|Jane Sim||Serene Sia|
This is the largest number of changes to the Act since it was enacted in 1967. The wide ranging changes are aimed at maintaining Singapore's competitiveness as a business hub, reduce regulatory burden and compliance costs for companies, provide greater flexibility for companies, and to improve the country's corporate governance landscape. Most importantly, it will bring benefits to various stakeholder groups such as companies, small and medium-sized enterprises (SMEs), retail investors and company directors. Following are some of the noteworthy changes:
i) Companies will be allowed to issue non-voting shares and shares carrying multiple votes, if their articles allow it and subject to certain safeguards. This will give companies greater flexibility in capital management and will align the law with that of the US, UK, New Zealand and Australia, which allow companies to issue classes of shares with different voting rights, subject to companies' articles. The Australian Stock Exchange imposes prohibitions on listed companies through listing rules.
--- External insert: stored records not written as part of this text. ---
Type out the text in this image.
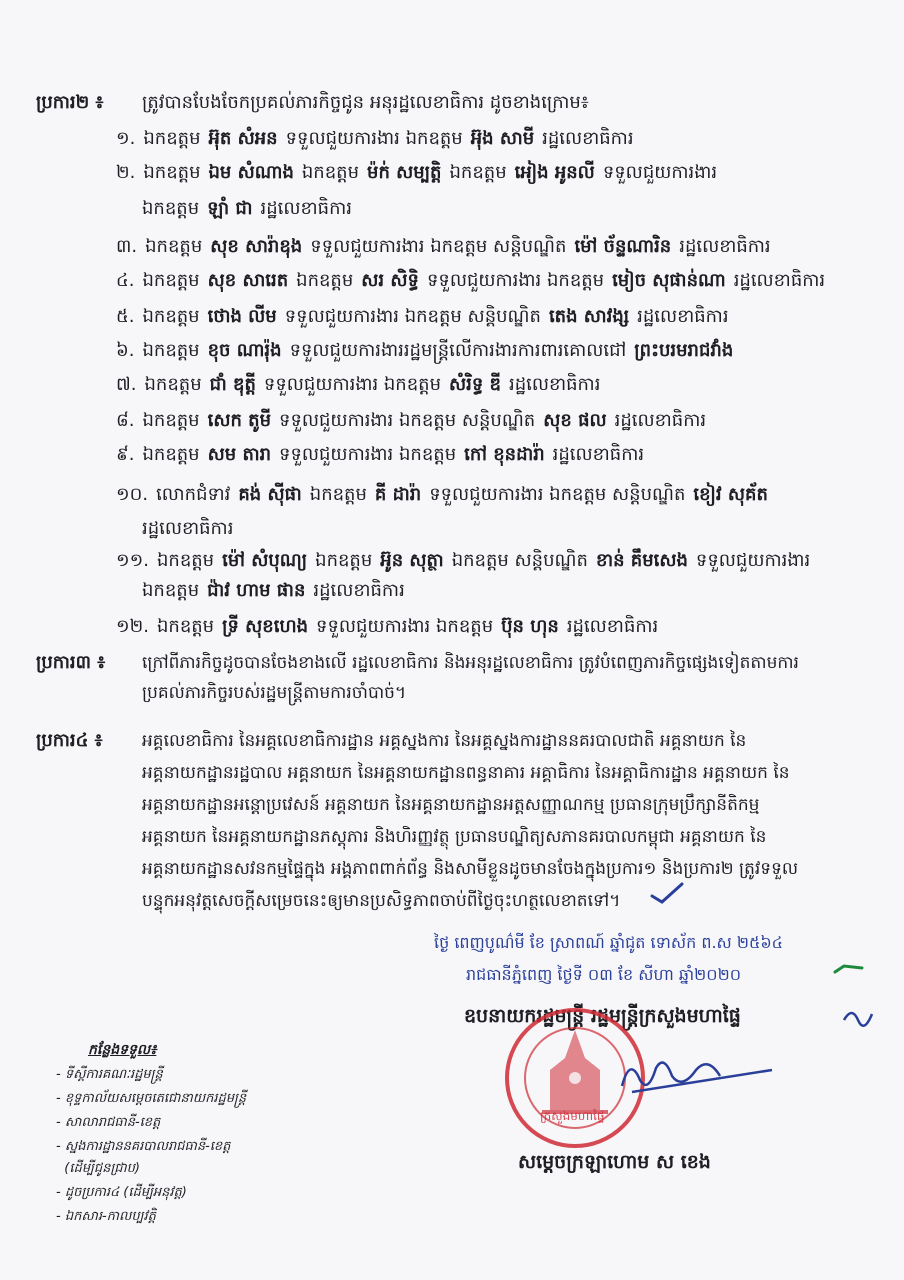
ប្រការ២ ៖ ត្រូវបានបែងចែកប្រគល់ភារកិច្ចជូន អនុរដ្ឋលេខាធិការ ដូចខាងក្រោម៖
១. ឯកឧត្តម អ៊ុត សំអន ទទួលជួយការងារ ឯកឧត្តម អ៊ុង សាមី រដ្ឋលេខាធិការ
២. ឯកឧត្តម ឯម សំណាង ឯកឧត្តម ម៉ក់ សម្បត្តិ ឯកឧត្តម អៀង អូនលី ទទួលជួយការងារ
ឯកឧត្តម ឡាំ ជា រដ្ឋលេខាធិការ
៣. ឯកឧត្តម សុខ សារ៉ាឧុង ទទួលជួយការងារ ឯកឧត្តម សន្តិបណ្ឌិត ម៉ៅ ច័ន្ទណារិន រដ្ឋលេខាធិការ
៤. ឯកឧត្តម សុខ សារេត ឯកឧត្តម សរ សិទ្ធិ ទទួលជួយការងារ ឯកឧត្តម មៀច សុផាន់ណា រដ្ឋលេខាធិការ
៥. ឯកឧត្តម ថោង លីម ទទួលជួយការងារ ឯកឧត្តម សន្តិបណ្ឌិត តេង សាវង្ស រដ្ឋលេខាធិការ
៦. ឯកឧត្តម ខុច ណារ៉ុង ទទួលជួយការងាររដ្ឋមន្ត្រីលើការងារការពារគោលជៅ ព្រះបរមរាជវាំង
៧. ឯកឧត្តម ជាំ ឌុត្តី ទទួលជួយការងារ ឯកឧត្តម សំរិទ្ធ ឌី រដ្ឋលេខាធិការ
៨. ឯកឧត្តម សេក តូមី ទទួលជួយការងារ ឯកឧត្តម សន្តិបណ្ឌិត សុខ ផល រដ្ឋលេខាធិការ
៩. ឯកឧត្តម សម តារា ទទួលជួយការងារ ឯកឧត្តម កៅ ខុនដារ៉ា រដ្ឋលេខាធិការ
១០. លោកជំទាវ គង់ ស៊ីផា ឯកឧត្តម គី ដារ៉ា ទទួលជួយការងារ ឯកឧត្តម សន្តិបណ្ឌិត ខៀវ សុគ័ត
រដ្ឋលេខាធិការ
១១. ឯកឧត្តម ម៉ៅ សំបុណ្យ ឯកឧត្តម អ៊ូន សុត្ថា ឯកឧត្តម សន្តិបណ្ឌិត ខាន់ គឹមសេង ទទួលជួយការងារ
ឯកឧត្តម ជ៉ាវ ហាម ផាន រដ្ឋលេខាធិការ
១២. ឯកឧត្តម ទ្រី សុខហេង ទទួលជួយការងារ ឯកឧត្តម ប៊ុន ហុន រដ្ឋលេខាធិការ
ប្រការ៣ ៖ ក្រៅពីភារកិច្ចដូចបានចែងខាងលើ រដ្ឋលេខាធិការ និងអនុរដ្ឋលេខាធិការ ត្រូវបំពេញភារកិច្ចផ្សេងទៀតតាមការ
ប្រគល់ភារកិច្ចរបស់រដ្ឋមន្ត្រីតាមការចាំបាច់។
ប្រការ៤ ៖ អគ្គលេខាធិការ នៃអគ្គលេខាធិការដ្ឋាន អគ្គស្នងការ នៃអគ្គស្នងការដ្ឋាននគរបាលជាតិ អគ្គនាយក នៃ
អគ្គនាយកដ្ឋានរដ្ឋបាល អគ្គនាយក នៃអគ្គនាយកដ្ឋានពន្ធនាគារ អគ្គាធិការ នៃអគ្គាធិការដ្ឋាន អគ្គនាយក នៃ
អគ្គនាយកដ្ឋានអន្តោប្រវេសន៍ អគ្គនាយក នៃអគ្គនាយកដ្ឋានអត្តសញ្ញាណកម្ម ប្រធានក្រុមប្រឹក្សានីតិកម្ម
អគ្គនាយក នៃអគ្គនាយកដ្ឋានភស្តុភារ និងហិរញ្ញវត្ថុ ប្រធានបណ្ឌិត្យសភានគរបាលកម្ពុជា អគ្គនាយក នៃ
អគ្គនាយកដ្ឋានសវនកម្មផ្ទៃក្នុង អង្គភាពពាក់ព័ន្ធ និងសាមីខ្លួនដូចមានចែងក្នុងប្រការ១ និងប្រការ២ ត្រូវទទួល
បន្ទុកអនុវត្តសេចក្តីសម្រេចនេះឲ្យមានប្រសិទ្ធភាពចាប់ពីថ្ងៃចុះហត្ថលេខាតទៅ។
ថ្ងៃ ពេញបូណ៌មី ខែ ស្រាពណ៍ ឆ្នាំជូត ទោស័ក ព.ស ២៥៦៤
រាជធានីភ្នំពេញ ថ្ងៃទី ០៣ ខែ សីហា ឆ្នាំ២០២០
ឧបនាយករដ្ឋមន្ត្រី រដ្ឋមន្ត្រីក្រសួងមហាផ្ទៃ
ក្រសួងមហាផ្ទៃ
សម្តេចក្រឡាហោម ស ខេង
កន្លែងទទួល៖
- ទីស្តីការគណៈរដ្ឋមន្ត្រី
- ខុទ្ទកាល័យសម្តេចតេជោនាយករដ្ឋមន្ត្រី
- សាលារាជធានី-ខេត្ត
- ស្នងការដ្ឋាននគរបាលរាជធានី-ខេត្ត
(ដើម្បីជូនជ្រាប)
- ដូចប្រការ៤ (ដើម្បីអនុវត្ត)
- ឯកសារ-កាលប្បវត្តិ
In the case of public listed companies, however, the MOF and the Monetary Authority of Singapore (MAS) recognise that a dual-class share structure may give rise to issues pertaining to entrenchment of control, and the Singapore Exchange should, in consultation with the MAS, carefully evaluate whether the listing of companies with a dual-class share structure should be permitted and whether listed companies should be allowed to issue non-voting shares and shares with multiple votes.
In addition, the statutory duty of disclosure requirements will be extended to the chief executive officer of a company. This is consistent with the Securities and Futures Act which requires the directors and CEO of listed companies to notify the company of their shareholdings.
ii) A new small company concept will be introduced for determining the requirement for statutory audit, as this will help SMEs to reduce compliance costs. A small company will be defined as a private company that fulfils two of the following three criteria: total annual revenue of not more than S$10 million; total gross assets of not more than S$10 million ($8.21 million); and not more than 50 employees. This is expected to benefit about an additional 10% of all companies or approximately 25,000 more companies, which do not qualify under the current exemption criteria.
iii) With regard to retail investors, a multiple-proxies regime will be introduced to allow indirect investors and CPF investors to attend and vote at shareholders' meetings. This will provide for more active participation at general meetings by indirect investors, and help to strengthen the culture of corporate governance.
The MOF plans to table the amendment Bill in Parliament to implement the changes by end of 2013. MOF will seek public feedback on the draft Bill in early 2013.